Spór dotyczy obecnie "dziesiętnych części procenta". Związkowcy domagali się wcześniej wzrostu płac w tym roku o 11 proc., potem zgodzili się na 9,5 proc. Zarząd spółki proponował maksymalnie 8,5 proc., ale - jak mówił szef "S" w JSW - teraz gotowy jest zaakceptować 9,1 proc. To jednak dla związkowców zbyt mało. 1 proc. wzrostu to w JSW koszt ok. 15 mln zł.
W "Budryku" głodówka Żadne negocjacje nie toczyły się natomiast w strajkującej od poniedziałku samodzielnej kopalni "Budryk" w Ornontowicach, która ma być przyłączona do JSW. Protestujące związki zawodowe chcą zmiany warunków przyłączenia kopalni do JSW, aby górnicy z "Budryka" w perspektywie zarabiali tyle samo co pracownicy jastrzębskich kopalń. W środę po południu kilkuset strajkujących weszło do siedziby zarządu spółki. Całą noc okupowali korytarze, domagając się podjęcia rozmów z prezesem, który trwał jednak przy stanowisku, że nie podejmie rozmów, dopóki strajk nie zostanie przerwany. Każda doba strajku to ok. 2,5 mln zł utraconych przychodów. Górnicy uderzali hełmami w ściany, wznosili okrzyki. Kilkusetosobowy tłum utrudniał rano pracownikom administracji wejście do biur. Nad ranem podpisano jedynie protokół rozbieżności, co jednak związkowcy uznali za dobry krok w stronę rozpoczęcia merytorycznej dyskusji z zarządem. Potem ustalono jeszcze, że mediatorem w sporze będzie były wiceminister gospodarki odpowiedzialny za górnictwo Jerzy Markowski.

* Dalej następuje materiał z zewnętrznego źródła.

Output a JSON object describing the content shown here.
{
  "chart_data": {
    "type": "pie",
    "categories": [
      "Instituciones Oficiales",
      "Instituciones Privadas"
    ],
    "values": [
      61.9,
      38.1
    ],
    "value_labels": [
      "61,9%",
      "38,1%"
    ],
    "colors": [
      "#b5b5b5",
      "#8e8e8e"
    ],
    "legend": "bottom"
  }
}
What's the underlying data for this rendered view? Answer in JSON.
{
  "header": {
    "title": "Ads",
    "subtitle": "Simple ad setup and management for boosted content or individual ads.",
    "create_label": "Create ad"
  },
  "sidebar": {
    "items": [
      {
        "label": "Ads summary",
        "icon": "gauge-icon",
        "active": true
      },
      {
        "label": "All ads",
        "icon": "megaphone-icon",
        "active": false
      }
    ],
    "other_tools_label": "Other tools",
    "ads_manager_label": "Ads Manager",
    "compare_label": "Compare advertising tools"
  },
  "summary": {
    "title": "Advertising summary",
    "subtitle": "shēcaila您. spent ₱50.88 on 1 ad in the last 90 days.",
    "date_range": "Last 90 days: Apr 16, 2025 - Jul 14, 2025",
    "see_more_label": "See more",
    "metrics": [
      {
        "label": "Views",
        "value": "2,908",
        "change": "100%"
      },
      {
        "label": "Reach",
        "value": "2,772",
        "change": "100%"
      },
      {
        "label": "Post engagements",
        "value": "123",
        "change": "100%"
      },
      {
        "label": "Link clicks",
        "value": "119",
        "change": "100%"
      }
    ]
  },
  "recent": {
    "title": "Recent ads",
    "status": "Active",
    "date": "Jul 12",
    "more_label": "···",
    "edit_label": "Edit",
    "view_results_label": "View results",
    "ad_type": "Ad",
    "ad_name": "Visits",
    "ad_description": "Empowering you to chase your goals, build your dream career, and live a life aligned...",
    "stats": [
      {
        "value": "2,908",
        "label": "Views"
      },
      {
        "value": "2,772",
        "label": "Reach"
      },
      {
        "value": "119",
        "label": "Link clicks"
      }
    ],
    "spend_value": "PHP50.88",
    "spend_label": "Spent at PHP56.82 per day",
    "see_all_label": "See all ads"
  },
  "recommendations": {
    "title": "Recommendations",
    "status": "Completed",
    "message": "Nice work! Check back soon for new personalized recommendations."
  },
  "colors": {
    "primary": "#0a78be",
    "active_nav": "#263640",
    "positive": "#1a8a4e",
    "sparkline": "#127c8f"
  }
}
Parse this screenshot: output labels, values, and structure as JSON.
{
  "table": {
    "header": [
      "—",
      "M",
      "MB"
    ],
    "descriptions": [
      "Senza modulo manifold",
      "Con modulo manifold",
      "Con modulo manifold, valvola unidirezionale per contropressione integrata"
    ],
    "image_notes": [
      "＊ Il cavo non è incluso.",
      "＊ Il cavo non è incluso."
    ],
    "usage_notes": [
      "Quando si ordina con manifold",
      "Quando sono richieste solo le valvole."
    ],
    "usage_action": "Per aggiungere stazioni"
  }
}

Fiasko w Kompanii Węglowej Środowe rozmowy górniczych związków z zarządem Kompanii Węglowej w sprawie podwyżek zakończyły się fiaskiem. Na 7 stycznia związkowcy zapowiedzieli rozpoczęcie strajku generalnego we wszystkich kopalniach tej spółki. - Pole do kompromisu jest cały czas. Na rozmowy mamy jeszcze 16 dni, ale z tymi panami nie da się dogadać - powiedział Dominik Kolorz, szef górniczej "Solidarności". Jego zdaniem, w związku z tym, że istnieje realne zagrożenie dla bezpieczeństwa energetycznego państwa, bo elektrownie mają niskie zapasy, tym konfliktem powinien się zainteresować rząd - dodał. Innego zdania jest prezes Kompanii Węglowej. - Strona związkowa przedstawiła swoje żądania. Ich spełnienie spowodowałoby ujemny wynik finansowy firmy - mówił Grzegorz Pawłaszek.